The drug, Dr. Cerchietti explains, reprograms the lymphoma into a less aggressive disease — a technique that could prove effective in many different cancers. "Over the past years there has been an increasing understanding of the molecular basis of lymphomas that fueled an explosion of therapeutic opportunities," Dr. Cerchietti says. "The biggest challenge we face nowadays is how to rationally translate them to cure more patients." To that end, Dr. Cerchietti and his colleagues are developing strategies against lymphomas based on characteristics that extend to the molecular level. In addition to testing these new targeted therapies in lab mice, they are working with the College of Veterinary Medicine on the Ithaca campus, looking at how new drugs might help fight spontaneous lymphomas in pet dogs; investigators include research oncologist Dr. Kristy Richards, who has a joint appointment at both institutions. "This is an incredibly challenging endeavor, but it is also extremely rewarding," Dr. Cerchietti says, "and it's made possible by a highly motivated and collaborative team of scientists and physicians."
Although more breakthroughs may be on the horizon, lymphoma remains a challenging disease. For Dr. Martin, the story of a patient he treated several years ago sums up both the excitement and the frustration of working in the field today.
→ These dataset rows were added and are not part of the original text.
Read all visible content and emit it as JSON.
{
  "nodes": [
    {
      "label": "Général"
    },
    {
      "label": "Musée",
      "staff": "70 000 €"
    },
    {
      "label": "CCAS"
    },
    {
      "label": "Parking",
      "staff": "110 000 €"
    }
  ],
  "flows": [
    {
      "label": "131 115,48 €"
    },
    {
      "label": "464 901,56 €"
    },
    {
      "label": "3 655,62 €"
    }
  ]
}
His patient, an older man with mantle cell lymphoma, had come to Weill Cornell Medicine to participate in a clinical trial of ibrutinib after his disease had failed to respond to the standard treatments. "He was starting to become quite sick, losing a lot of weight," recalls Dr. Martin. "He had a lot of lymphoma in his lungs, and his breathing was getting worse quickly. The day that he was due to start the clinical trial, he had to be hospitalized."
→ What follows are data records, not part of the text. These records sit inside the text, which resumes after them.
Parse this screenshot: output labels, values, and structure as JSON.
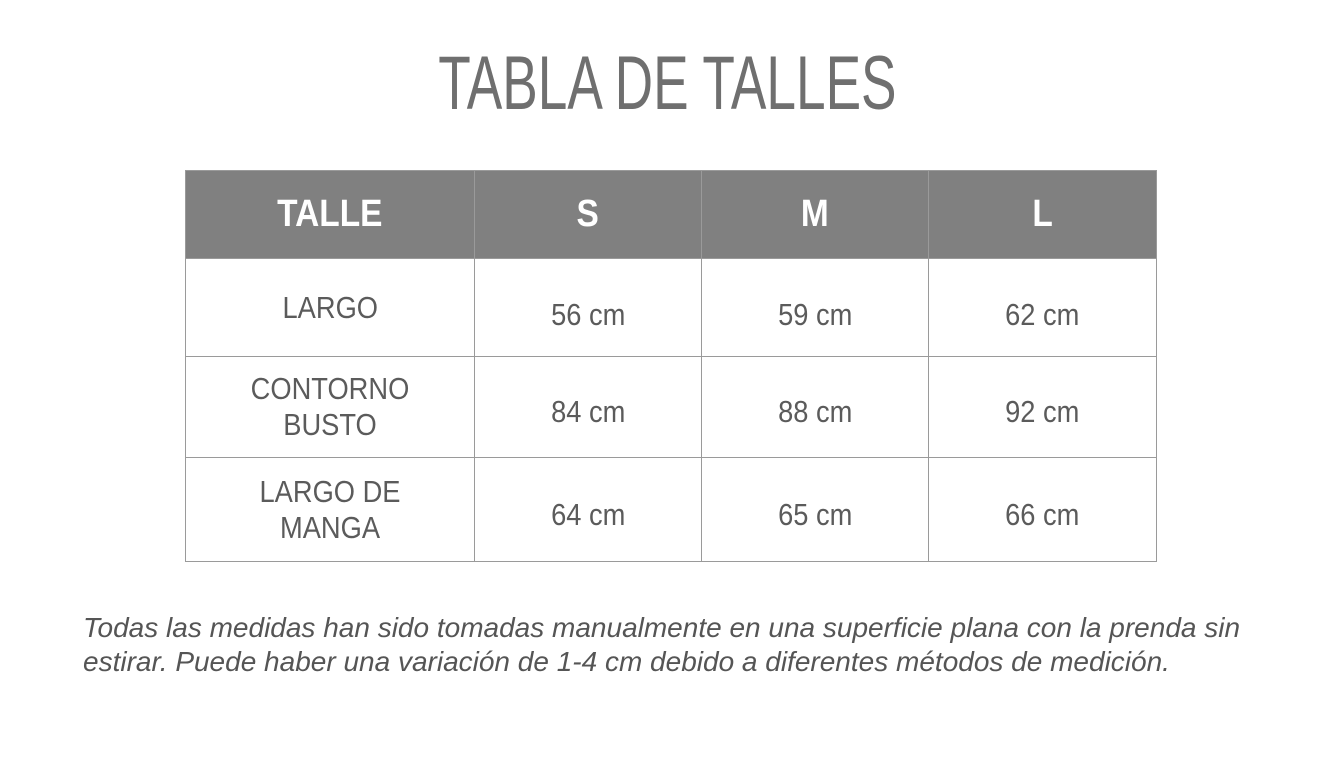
{
  "title": "TABLA DE TALLES",
  "table": {
    "headers": [
      "TALLE",
      "S",
      "M",
      "L"
    ],
    "rows": [
      {
        "label": "LARGO",
        "values": [
          "56 cm",
          "59 cm",
          "62 cm"
        ]
      },
      {
        "label": "CONTORNO BUSTO",
        "values": [
          "84 cm",
          "88 cm",
          "92 cm"
        ]
      },
      {
        "label": "LARGO DE MANGA",
        "values": [
          "64 cm",
          "65 cm",
          "66 cm"
        ]
      }
    ]
  },
  "note": "Todas las medidas han sido tomadas manualmente en una superficie plana con la prenda sin estirar. Puede haber una variación de 1-4 cm debido a diferentes métodos de medición.",
  "colors": {
    "header_bg": "#808080",
    "text": "#5b5b5b",
    "border": "#9a9a9a"
  }
}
A few doses into his treatment, the patient choked on a pill because tumors were compressing his airway and affecting his ability to swallow. He stopped breathing, and after doctors resuscitated him he wound up intubated in the ICU. "It was a real challenge, because the lymphoma was the reason he was so sick — and the only means for treating it was with the ibrutinib, but there was no way we could give him an oral therapy while he was intubated," Dr. Martin remembers. "We spent a day really not knowing what was going to happen. Then in a moment of delirium the patient pulled the tube out, and, surprisingly, his breathing was okay. He was able to swallow the pills and, in a very short period of time, improved dramatically, so that six months later the lymphoma was mostly gone. Nine months later he was hiking in the mountains. This was a man who had literally almost died in the hospital — unbelievable."
Two years later, the patient's lymphoma returned, and this time he succumbed. "That story really sticks with me for a couple of reasons," Dr. Martin explains. "One, because of all of the work that people did to develop this drug, this guy had two years that would have been taken away from him. You have this incredible celebration of life, a victory." Dr. Martin pauses, smiles, and shakes his head. "But then, on the other hand, there's still so much work left to do."
A version of this story first appeared in Weill Cornell Medicine, Vol. 14, No.2.